Implicit Variational Inference for High-Dimensional Posteriors
This addresses a crucial bottleneck in Bayesian deep learning for practitioners needing reliable uncertainty estimates in large-scale models, representing a significant advance rather than an incremental improvement.
The paper tackles the problem of accurately approximating complex, high-dimensional posterior distributions in Bayesian models by proposing a neural sampler with implicit distributions, achieving the first demonstration of recovering correlations across layers in large Bayesian neural networks with tens of millions of latent variables and outperforming state-of-the-art uncertainty quantification methods.
In variational inference, the benefits of Bayesian models rely on accurately capturing the true posterior distribution.

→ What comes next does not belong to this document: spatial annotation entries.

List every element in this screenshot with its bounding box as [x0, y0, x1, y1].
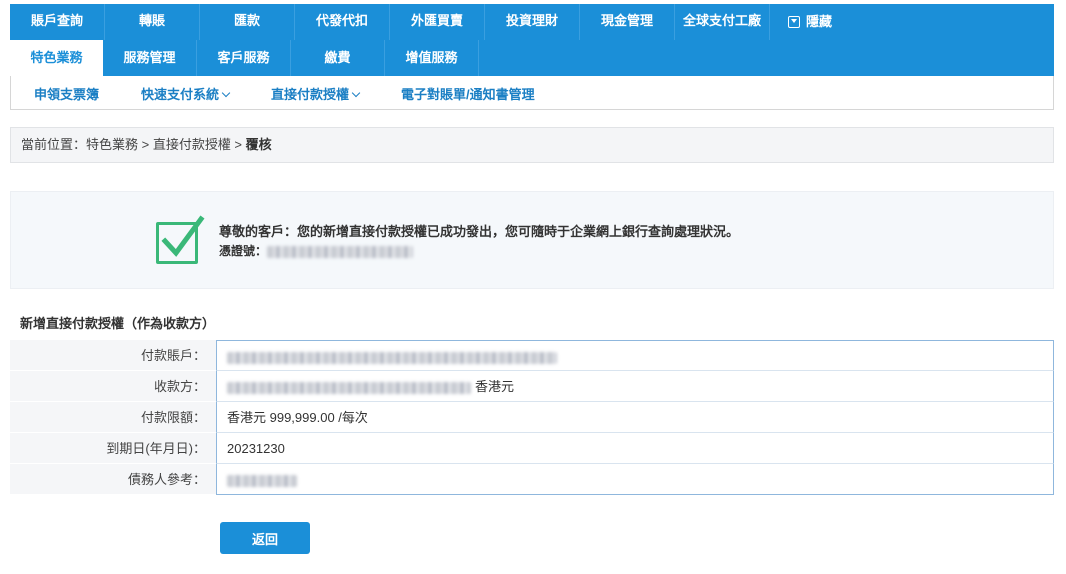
- tab-service-management[interactable]: 服務管理: [103, 40, 197, 76]
- field-label: 到期日(年月日)：: [10, 433, 216, 464]
- tab-bill-payment[interactable]: 繳費: [291, 40, 385, 76]
- collapse-icon: [787, 16, 800, 28]
- redacted-value: [227, 474, 297, 487]
- table-row: 債務人參考：: [10, 464, 1054, 495]
- redacted-value: [227, 351, 557, 364]
- redacted-value: [267, 245, 414, 258]
- nav-payroll[interactable]: 代發代扣: [295, 4, 390, 40]
- menu-direct-debit[interactable]: 直接付款授權: [271, 84, 361, 103]
- table-row: 到期日(年月日)： 20231230: [10, 433, 1054, 464]
- success-message: 尊敬的客戶：您的新增直接付款授權已成功發出，您可隨時于企業網上銀行查詢處理狀況。: [219, 224, 740, 239]
- nav-account-inquiry[interactable]: 賬戶查詢: [10, 4, 105, 40]
- reference-number: 憑證號：: [219, 242, 414, 259]
- field-value: [216, 464, 1054, 495]
- field-label: 付款限額：: [10, 402, 216, 433]
- tertiary-nav: 申領支票簿 快速支付系統 直接付款授權 電子對賬單/通知書管理: [10, 76, 1054, 110]
- field-label: 收款方：: [10, 371, 216, 402]
- redacted-value: [227, 381, 471, 394]
- table-row: 付款限額： 香港元 999,999.00 /每次: [10, 402, 1054, 433]
- tab-value-added[interactable]: 增值服務: [385, 40, 479, 76]
- table-row: 收款方： 香港元: [10, 371, 1054, 402]
- nav-global-payment[interactable]: 全球支付工廠: [675, 4, 770, 40]
- tab-featured-business[interactable]: 特色業務: [10, 40, 103, 76]
- back-button[interactable]: 返回: [220, 522, 310, 554]
- field-value: [216, 340, 1054, 371]
- breadcrumb-path: 當前位置：特色業務 > 直接付款授權 >: [21, 137, 246, 152]
- chevron-down-icon: [351, 88, 361, 98]
- field-value: 香港元: [216, 371, 1054, 402]
- tab-customer-service[interactable]: 客戶服務: [197, 40, 291, 76]
- menu-e-statement[interactable]: 電子對賬單/通知書管理: [401, 84, 535, 103]
- form-title: 新增直接付款授權（作為收款方）: [20, 316, 216, 331]
- authorization-details: 付款賬戶： 收款方： 香港元 付款限額： 香港元 999,999.00 /每次 …: [10, 340, 1054, 495]
- field-label: 債務人參考：: [10, 464, 216, 495]
- primary-nav: 賬戶查詢 轉賬 匯款 代發代扣 外匯買賣 投資理財 現金管理 全球支付工廠 隱藏: [10, 4, 1054, 40]
- field-value-text: 香港元: [475, 379, 515, 394]
- nav-transfer[interactable]: 轉賬: [105, 4, 200, 40]
- menu-direct-debit-label: 直接付款授權: [271, 87, 350, 102]
- nav-hide-toggle[interactable]: 隱藏: [770, 4, 850, 40]
- chevron-down-icon: [221, 88, 231, 98]
- reference-label: 憑證號：: [219, 244, 268, 258]
- menu-fps-label: 快速支付系統: [141, 87, 220, 102]
- success-panel: 尊敬的客戶：您的新增直接付款授權已成功發出，您可隨時于企業網上銀行查詢處理狀況。…: [10, 191, 1054, 289]
- breadcrumb-current: 覆核: [245, 137, 272, 152]
- field-value: 20231230: [216, 433, 1054, 464]
- success-check-icon: [156, 215, 205, 264]
- nav-hide-label: 隱藏: [805, 14, 832, 29]
- nav-remittance[interactable]: 匯款: [200, 4, 295, 40]
- nav-cash-management[interactable]: 現金管理: [580, 4, 675, 40]
- breadcrumb: 當前位置：特色業務 > 直接付款授權 > 覆核: [10, 127, 1054, 163]
- menu-cheque-book[interactable]: 申領支票簿: [34, 84, 99, 103]
- secondary-nav: 特色業務 服務管理 客戶服務 繳費 增值服務: [10, 40, 1054, 76]
- menu-fps[interactable]: 快速支付系統: [141, 84, 231, 103]
- table-row: 付款賬戶：: [10, 340, 1054, 371]
- nav-investment[interactable]: 投資理財: [485, 4, 580, 40]
- field-label: 付款賬戶：: [10, 340, 216, 371]
- nav-fx[interactable]: 外匯買賣: [390, 4, 485, 40]
- field-value: 香港元 999,999.00 /每次: [216, 402, 1054, 433]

We propose using neural samplers that specify implicit distributions, which are well-suited for approximating complex multimodal and correlated posteriors in high-dimensional spaces. Our approach introduces novel bounds for approximate inference using implicit distributions by locally linearising the neural sampler. This is distinct from existing methods that rely on additional discriminator networks and unstable adversarial objectives. Furthermore, we present a new sampler architecture that, for the first time, enables implicit distributions over tens of millions of latent variables, addressing computational concerns by using differentiable numerical approximations. We empirically show that our method is capable of recovering correlations across layers in large Bayesian neural networks, a property that is crucial for a network's performance but notoriously challenging to achieve. To the best of our knowledge, no other method has been shown to accomplish this task for such large models. Through experiments in downstream tasks, we demonstrate that our expressive posteriors outperform state-of-the-art uncertainty quantification methods, validating the effectiveness of our training algorithm and the quality of the learned implicit approximation.